The velocity of a car is f(t)=7t meters/second. Use a graph of f(t) to find the exact distance traveled by the car, in meters, from t = 0 to t = 10 seconds
draw the curve. THe area under the curve from t=0 to t=7 is distance (velocity*time=distance).
It should be a triangle, and you can figure the area of that.
The easier way is to use integral calculus:
distance= INT (f(t))dt=INT 7t*dt from 0 to 7 = 7/2 49
check that with your graph.
Does it mean, 0.5*10*70=350 m?
To find the exact distance traveled by the car, we need to integrate the velocity function over the given time interval.

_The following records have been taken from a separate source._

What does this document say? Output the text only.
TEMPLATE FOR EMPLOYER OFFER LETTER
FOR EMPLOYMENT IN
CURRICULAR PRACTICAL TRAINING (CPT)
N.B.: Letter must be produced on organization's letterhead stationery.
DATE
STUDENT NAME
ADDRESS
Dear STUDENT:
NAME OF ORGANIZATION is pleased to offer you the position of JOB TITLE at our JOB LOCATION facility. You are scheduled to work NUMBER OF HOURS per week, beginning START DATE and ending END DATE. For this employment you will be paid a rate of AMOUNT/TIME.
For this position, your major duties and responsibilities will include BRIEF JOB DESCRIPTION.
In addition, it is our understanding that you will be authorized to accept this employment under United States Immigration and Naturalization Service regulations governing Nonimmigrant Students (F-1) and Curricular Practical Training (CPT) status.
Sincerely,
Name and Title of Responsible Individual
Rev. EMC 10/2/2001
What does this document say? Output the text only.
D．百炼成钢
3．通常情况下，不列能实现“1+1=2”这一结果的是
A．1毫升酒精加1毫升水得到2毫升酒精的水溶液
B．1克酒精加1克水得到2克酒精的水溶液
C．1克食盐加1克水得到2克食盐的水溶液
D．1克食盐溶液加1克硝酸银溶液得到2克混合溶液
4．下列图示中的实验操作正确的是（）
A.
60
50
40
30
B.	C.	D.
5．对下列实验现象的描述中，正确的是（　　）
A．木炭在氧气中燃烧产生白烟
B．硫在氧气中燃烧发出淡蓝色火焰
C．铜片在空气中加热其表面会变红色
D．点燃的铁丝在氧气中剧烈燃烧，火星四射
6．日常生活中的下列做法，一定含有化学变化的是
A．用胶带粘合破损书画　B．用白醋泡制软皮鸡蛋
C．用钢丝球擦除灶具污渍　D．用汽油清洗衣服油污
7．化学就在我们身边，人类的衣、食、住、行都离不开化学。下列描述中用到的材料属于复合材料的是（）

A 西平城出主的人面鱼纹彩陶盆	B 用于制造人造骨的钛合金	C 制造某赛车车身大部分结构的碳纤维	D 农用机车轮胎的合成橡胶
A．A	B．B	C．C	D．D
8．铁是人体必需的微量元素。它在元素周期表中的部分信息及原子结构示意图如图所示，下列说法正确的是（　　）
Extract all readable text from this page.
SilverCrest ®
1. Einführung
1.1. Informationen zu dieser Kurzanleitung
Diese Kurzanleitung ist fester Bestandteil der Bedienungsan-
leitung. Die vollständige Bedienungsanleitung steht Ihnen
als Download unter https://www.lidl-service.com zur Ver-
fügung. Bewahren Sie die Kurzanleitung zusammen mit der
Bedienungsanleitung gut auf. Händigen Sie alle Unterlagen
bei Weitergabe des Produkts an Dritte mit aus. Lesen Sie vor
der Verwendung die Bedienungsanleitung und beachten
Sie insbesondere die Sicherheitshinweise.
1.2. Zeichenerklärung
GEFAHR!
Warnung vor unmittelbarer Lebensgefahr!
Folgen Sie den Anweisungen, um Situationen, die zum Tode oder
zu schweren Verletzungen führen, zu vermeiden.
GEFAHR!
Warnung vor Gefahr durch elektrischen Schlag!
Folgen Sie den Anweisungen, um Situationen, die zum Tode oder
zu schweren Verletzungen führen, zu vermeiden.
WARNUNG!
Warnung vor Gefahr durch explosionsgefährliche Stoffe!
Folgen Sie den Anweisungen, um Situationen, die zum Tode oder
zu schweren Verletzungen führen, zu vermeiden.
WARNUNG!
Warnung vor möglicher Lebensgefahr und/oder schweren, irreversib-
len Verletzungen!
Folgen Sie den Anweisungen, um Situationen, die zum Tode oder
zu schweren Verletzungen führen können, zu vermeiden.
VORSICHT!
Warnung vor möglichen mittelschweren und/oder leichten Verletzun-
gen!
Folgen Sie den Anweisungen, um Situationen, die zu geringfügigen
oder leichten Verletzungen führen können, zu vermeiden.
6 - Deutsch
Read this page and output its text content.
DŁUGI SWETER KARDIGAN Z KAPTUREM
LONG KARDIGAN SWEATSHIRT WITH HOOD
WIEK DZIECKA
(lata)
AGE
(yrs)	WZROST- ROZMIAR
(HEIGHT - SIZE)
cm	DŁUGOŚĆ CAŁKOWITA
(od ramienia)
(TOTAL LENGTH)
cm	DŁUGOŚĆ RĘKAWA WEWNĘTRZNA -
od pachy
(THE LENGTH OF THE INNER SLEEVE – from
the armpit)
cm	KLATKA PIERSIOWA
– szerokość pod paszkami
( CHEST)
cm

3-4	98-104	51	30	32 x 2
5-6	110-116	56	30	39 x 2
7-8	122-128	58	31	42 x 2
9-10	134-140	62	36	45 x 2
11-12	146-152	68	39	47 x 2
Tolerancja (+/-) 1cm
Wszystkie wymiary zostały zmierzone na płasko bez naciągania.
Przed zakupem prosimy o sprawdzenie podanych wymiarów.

The velocity function is given as f(t) = 7t meters/second.
To integrate f(t) with respect to t, we use the integral calculus notation:
∫ f(t) dt.
In this case, we integrate f(t) = 7t with respect to t from t = 0 to t = 10 seconds:
∫[0 to 10] 7t dt.
Evaluating this integral gives us the distance traveled by the car:
∫[0 to 10] 7t dt = 3.5t^2 |[0 to 10].
Evaluating this expression with the limits of integration, we get:
= 3.5(10)^2 - 3.5(0)^2
= 3.5(100) - 3.5(0)
= 350 - 0
= 350 meters.
Therefore, the exact distance traveled by the car from t = 0 to t = 10 seconds is 350 meters.